LIVE MUSIC AT SHARMANKA: GIG THIEF?
Thursday, March 5 at 8:00pm
Sharmanka Kinetic Theatre, Trongate 103, G1 5HD
For our March First Thursday event, we’re joined by improvisation trio Gig Thief? who will play amidst Eduard Bersudsky’s marvellous mechanical sculptures. This lineup began in July 2012 and comprises Sam (vocals etc.), Matt (guitar etc.), and Gregor (keys etc.) who had been friends and musical collaborators at school in Edinburgh. They have improvised for ‘City Glimpses’, an internet-streamed dance project in the Edinburgh Fringe in 2013, and performed at Forest Cafe. Playing at Sharmanka will be their third public outing.
This show will begin shortly after Sharmanka’s own 7pm performance has concluded, so a little after eight.
Donations will be collected from audience members after Gig Thief? have played.
LEELAH’S LAW SOLIDARITY MARCH | GLASGOW
Saturday, March 7 at 10:00am
Meeting at the Buchanan Street Steps / Donald Dewar Statue
This march is in memory of Leelah Alcorn herself, with the intent of making sure her final words and wishes are heard. This is a call to enact "Leelah’s Law", which would ban the practice of so-called "transgender conversion therapy" in the United States. This is also in support of transgender individuals of all ages and is a call for information on transgender and gender non-conforming identities to be taught compassionately and appropriately in schools from an early age.
This event is being organized by members of the transgender community and allies working together, and in conjunction with the LGBTQI+ societies of the University of Glasgow and Strathclyde University. The Queen Margaret Union of the University of Glasgow will be sending representatives to the march and have offered us space for organising.
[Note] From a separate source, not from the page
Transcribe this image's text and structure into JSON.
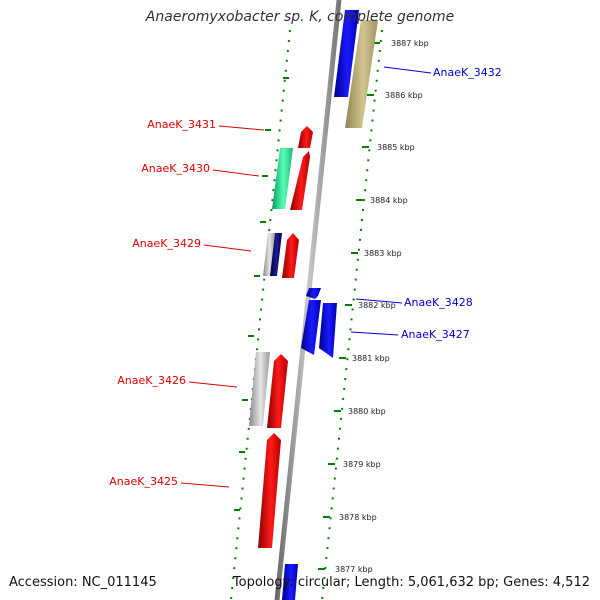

The Scottish Transgender Alliance will be participating in the march, and the event will include some speaking from member Becky Kent.
March of Women
Saturday, March 7 at 2:00pm
Glasgow Women’s Library, 23 Landressy Street, G40 1BP
On the eve of International Women’s Day, we will march from Glasgow Women’s Library to Glasgow Green as a procession to celebrate the achievements of Scottish women from past and present.
This is a public art event and everyone is welcome to join us and take part.